A tick is very small and can range in size from a poppy seed to a small grape (when engorged). They do not jump or fly.
Ticks are normally found in forested areas or areas with long grass, where they attach themselves to humans and animals passing by.
On humans, ticks normally attach to areas such as the groin, armpits, hairline or behind the ears.
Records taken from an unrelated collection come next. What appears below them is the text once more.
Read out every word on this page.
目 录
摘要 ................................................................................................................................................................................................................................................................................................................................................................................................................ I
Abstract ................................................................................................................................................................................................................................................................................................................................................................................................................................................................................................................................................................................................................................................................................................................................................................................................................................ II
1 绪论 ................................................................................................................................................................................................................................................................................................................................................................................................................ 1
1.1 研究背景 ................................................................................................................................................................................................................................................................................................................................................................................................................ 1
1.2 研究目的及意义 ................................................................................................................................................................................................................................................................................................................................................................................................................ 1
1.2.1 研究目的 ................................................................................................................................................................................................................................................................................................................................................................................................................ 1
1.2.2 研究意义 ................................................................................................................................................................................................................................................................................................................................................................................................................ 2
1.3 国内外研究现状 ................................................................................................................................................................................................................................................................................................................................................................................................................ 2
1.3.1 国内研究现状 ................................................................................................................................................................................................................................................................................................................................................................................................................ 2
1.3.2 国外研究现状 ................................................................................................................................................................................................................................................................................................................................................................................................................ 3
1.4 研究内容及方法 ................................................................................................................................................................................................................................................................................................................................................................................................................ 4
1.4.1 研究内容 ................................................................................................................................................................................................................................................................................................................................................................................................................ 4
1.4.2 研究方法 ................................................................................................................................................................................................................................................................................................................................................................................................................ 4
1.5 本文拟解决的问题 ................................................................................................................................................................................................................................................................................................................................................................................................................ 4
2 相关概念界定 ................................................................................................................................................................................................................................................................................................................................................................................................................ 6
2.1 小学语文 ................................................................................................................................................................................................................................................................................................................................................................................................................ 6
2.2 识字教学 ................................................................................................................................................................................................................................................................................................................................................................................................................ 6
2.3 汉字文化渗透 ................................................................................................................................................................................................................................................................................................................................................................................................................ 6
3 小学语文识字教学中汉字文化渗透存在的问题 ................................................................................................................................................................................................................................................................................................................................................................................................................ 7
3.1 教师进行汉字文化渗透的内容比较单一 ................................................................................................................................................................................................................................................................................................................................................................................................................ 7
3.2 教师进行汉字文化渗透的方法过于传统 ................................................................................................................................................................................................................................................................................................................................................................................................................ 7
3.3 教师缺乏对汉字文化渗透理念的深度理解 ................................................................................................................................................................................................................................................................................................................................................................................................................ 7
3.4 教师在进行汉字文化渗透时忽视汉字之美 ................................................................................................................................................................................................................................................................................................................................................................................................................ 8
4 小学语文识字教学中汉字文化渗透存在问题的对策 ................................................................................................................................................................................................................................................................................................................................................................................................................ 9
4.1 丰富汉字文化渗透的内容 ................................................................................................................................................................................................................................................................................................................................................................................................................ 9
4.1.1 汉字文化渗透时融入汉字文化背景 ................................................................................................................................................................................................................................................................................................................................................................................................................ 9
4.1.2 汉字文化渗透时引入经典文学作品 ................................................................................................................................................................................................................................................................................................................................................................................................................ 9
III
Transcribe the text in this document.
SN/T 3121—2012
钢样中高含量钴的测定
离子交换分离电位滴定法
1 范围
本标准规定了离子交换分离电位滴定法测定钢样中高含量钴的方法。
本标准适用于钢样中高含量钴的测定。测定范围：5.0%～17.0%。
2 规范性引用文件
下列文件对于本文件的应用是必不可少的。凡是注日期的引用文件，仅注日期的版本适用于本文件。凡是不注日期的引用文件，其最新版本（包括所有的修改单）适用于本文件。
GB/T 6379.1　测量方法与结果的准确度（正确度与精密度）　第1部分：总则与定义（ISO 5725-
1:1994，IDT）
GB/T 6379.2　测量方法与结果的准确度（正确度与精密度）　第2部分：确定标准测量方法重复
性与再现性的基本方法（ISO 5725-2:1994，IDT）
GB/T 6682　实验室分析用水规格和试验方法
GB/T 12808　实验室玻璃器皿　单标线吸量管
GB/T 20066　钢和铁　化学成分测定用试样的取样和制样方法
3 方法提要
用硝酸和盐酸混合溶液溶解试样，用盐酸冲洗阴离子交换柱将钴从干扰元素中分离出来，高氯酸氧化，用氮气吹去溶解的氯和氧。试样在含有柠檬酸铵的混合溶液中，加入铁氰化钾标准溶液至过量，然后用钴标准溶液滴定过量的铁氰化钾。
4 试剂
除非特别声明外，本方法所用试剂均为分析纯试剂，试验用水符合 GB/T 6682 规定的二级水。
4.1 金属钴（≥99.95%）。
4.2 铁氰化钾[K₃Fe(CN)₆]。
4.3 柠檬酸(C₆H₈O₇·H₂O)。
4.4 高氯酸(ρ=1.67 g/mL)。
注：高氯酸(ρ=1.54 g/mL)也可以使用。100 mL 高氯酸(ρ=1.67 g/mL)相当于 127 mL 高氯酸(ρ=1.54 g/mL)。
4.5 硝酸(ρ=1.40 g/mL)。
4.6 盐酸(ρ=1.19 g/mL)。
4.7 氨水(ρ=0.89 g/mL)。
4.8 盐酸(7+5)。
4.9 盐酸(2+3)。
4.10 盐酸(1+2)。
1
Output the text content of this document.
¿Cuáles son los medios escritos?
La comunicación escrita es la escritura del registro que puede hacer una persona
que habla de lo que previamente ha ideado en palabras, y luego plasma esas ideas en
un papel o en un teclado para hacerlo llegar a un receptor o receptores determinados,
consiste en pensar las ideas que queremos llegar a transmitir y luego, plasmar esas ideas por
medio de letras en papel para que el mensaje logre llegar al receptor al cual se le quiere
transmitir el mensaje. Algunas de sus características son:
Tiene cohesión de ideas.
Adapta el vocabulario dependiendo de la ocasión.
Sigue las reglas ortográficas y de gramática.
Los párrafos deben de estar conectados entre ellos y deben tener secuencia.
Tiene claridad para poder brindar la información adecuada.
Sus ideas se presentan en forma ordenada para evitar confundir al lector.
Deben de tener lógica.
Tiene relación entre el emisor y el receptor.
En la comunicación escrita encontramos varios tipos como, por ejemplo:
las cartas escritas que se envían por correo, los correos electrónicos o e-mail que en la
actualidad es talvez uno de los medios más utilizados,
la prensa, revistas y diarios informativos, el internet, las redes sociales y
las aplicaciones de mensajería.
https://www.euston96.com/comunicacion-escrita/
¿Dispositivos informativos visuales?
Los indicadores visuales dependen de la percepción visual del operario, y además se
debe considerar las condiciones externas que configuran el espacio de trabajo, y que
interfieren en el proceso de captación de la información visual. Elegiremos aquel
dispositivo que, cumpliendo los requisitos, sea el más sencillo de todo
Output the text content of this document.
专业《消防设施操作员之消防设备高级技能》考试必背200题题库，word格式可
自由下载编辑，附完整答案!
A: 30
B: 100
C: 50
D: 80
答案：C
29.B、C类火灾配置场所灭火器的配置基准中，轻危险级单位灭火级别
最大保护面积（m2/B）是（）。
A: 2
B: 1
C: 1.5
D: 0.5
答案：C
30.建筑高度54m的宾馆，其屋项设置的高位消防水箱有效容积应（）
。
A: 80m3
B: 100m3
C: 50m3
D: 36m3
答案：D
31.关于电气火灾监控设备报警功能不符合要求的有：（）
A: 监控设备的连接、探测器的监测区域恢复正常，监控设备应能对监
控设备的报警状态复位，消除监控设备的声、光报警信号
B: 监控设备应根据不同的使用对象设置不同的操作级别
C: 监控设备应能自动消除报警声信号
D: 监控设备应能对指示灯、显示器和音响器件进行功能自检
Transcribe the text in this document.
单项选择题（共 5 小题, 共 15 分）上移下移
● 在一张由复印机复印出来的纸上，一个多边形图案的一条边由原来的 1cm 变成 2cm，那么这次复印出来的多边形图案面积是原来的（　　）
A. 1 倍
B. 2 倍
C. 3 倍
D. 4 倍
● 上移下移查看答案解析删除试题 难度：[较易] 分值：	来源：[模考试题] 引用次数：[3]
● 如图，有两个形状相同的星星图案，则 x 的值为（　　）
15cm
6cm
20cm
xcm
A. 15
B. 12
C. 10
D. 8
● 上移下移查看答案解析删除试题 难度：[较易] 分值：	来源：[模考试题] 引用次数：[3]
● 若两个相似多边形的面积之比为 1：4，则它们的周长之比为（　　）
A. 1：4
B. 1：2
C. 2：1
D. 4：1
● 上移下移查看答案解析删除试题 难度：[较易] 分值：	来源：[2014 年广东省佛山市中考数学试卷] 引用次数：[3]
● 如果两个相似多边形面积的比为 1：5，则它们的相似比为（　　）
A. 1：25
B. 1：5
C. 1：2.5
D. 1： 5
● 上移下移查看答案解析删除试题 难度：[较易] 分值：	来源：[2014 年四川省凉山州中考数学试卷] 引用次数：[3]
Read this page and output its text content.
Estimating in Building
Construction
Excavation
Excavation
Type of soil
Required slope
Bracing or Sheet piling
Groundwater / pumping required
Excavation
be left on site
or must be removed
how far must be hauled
If you think the tick is blacklegged or you cannot identify the tick, it can be submitted in clear, dry containers or double Ziploc bags to one of the following locations from 8:30 a.m. to 4:30 p.m. for testing:
|Thorold / St. Catharines||1815 Sir Isaac Brock Way||905-688-8248|
|Fort Erie||1264 Garrison Rd., Unit 12||905-871-6513|
|Niagara Falls||5710 Kitchener St.||905-356-1538|
|Welland||200 Division St.||905-735-5697|
|Beamsville (Lincoln)||4800 South Service Rd.||905-563-8205|
Ticks will be identified by Public Health staff within two working days. If a blacklegged tick is identified, staff will consult with you on next steps.
There is no cost for tick identification and testing.
In Niagara, blacklegged ticks have often been found in the Wainfleet bog, Mud Lake in Port Colborne and 12 Mile Creek Trail in St. Catharines. However, it is possible to find blacklegged ticks outside of these areas too. Remember to protect yourself no matter what area you are in.